Environment Ministry has compiled a new regulation on making islands greener and protecting and managing coconut palms and trees in Maldives.
The new regulation, published on the Government Gazette on Saturday, is set to take effect in July.
According to the Environment Ministry, the purpose of the new regulation is to increase and protect the greenery in islands, and protecting and maintaining old trees in Maldives, as well managing the cutting down, uprooting and transportation of trees in accordance with the principles of decentralization.
Under the new regulation, cutting down or uprooting trees in public locations in any island will require approval from the Environmental Protection Agency (EPA), and must be witnessed by a local council official.

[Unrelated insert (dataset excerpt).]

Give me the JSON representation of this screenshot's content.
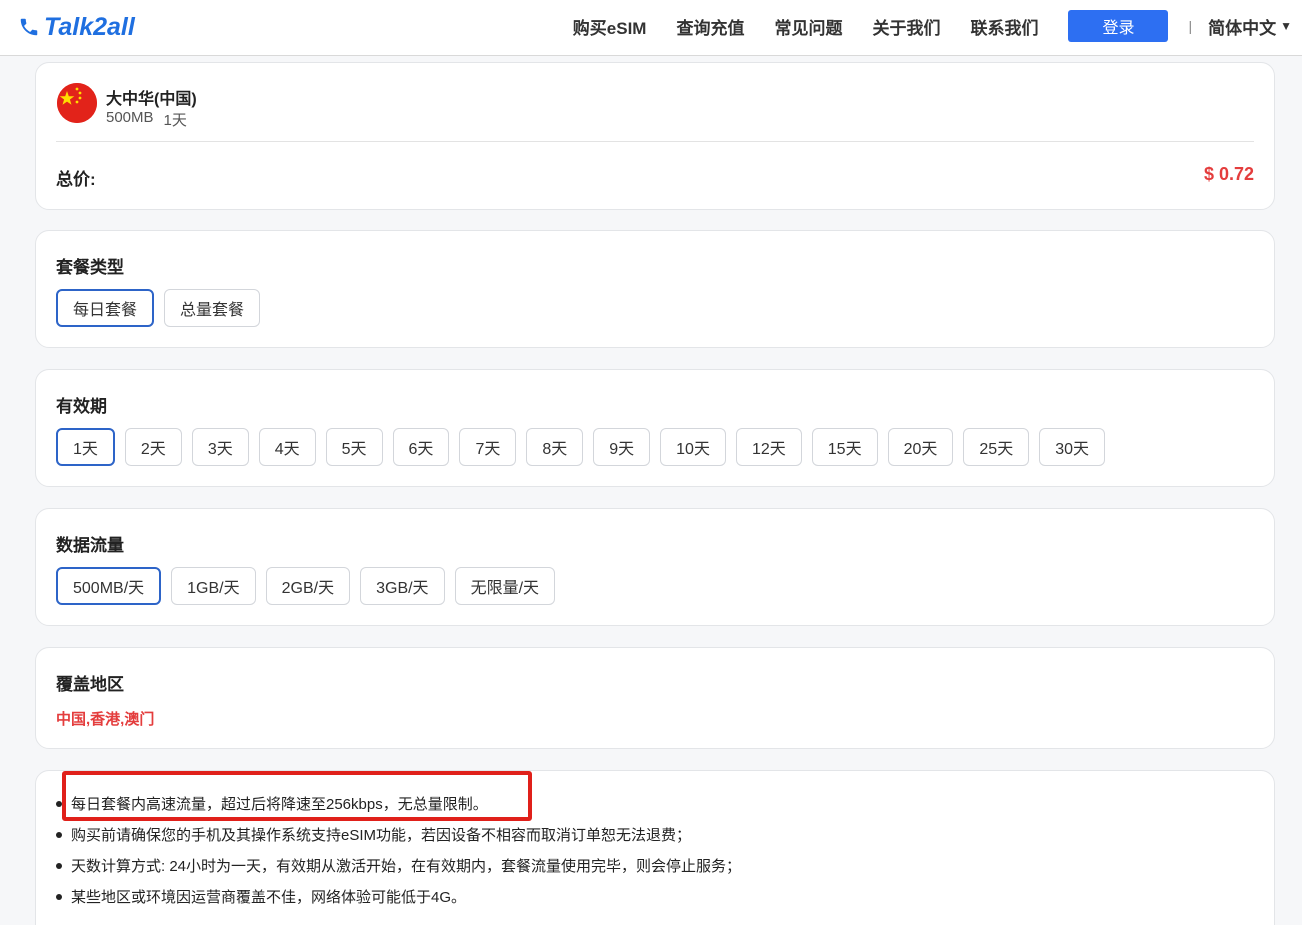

The regulation empowers councils to approve cutting down trees for firewood. However, all such permits must be added to a register, which must be shared with the EPA on an annual basis. Cutting down trees of a particular height is prohibited, even if for firewood.
Trees in uninhabited islands and islands leased for socio-economic purposes can cut in the presence of the legitimate lease holder of the island and an atoll council official, but such permits may only be issued if absolutely necessary.
The regulation permits for trees to be cut if the roots cause damage to neighboring property.
The regulation prohibits five types of trees from being cut down; trees on the beach, trees located 20 meters inland from the beach, all trees in protected islands, and trees in protected areas and surrounding 20 meters.
Cutting down endangered trees is also prohibited.
All trees older than 50 years must be protected. The responsibility of the trees’ upkeep falls on local councils.
Violation of the regulation will be met with heavy fines. As such, conducting an activity that requires permission under the regulation with the necessary permits is punishable with a MVR 50,000 fine – if it’s the first violation, a MVR 100,000 if it’s the second violation, and a MVR 150,000 fine if it’s the third violation.
Removing trees with sand or filling holes dug to uproot trees with sea sand is punishable with a MVR 15,000 fine if it’s the first violation, a MVR 50,000 fine if it’s the second violation, and a MVR 100,000 fine if it’s the third violation.
Failure to submit information required under the regulation is punishable with a MVR 5,000 fine if it’s the first violation, a MVR 10,000 fine if it’s the second violation, and a MVR 15,000 fine if it’s the third violation.
Accepting trees that are cut or uprooted illegally is punishable with a MVR 50,000 fine if it’s the first violation, a MVR 100,000 fine if it’s the second violation, and a MVR 150,000 fine if it’s the third violation.
Once the new regulation comes into effect, the current regulations, published in 2006 and 2007, will be void.
The new regulation comes amid concern over resorts taking trees from islands for landscaping.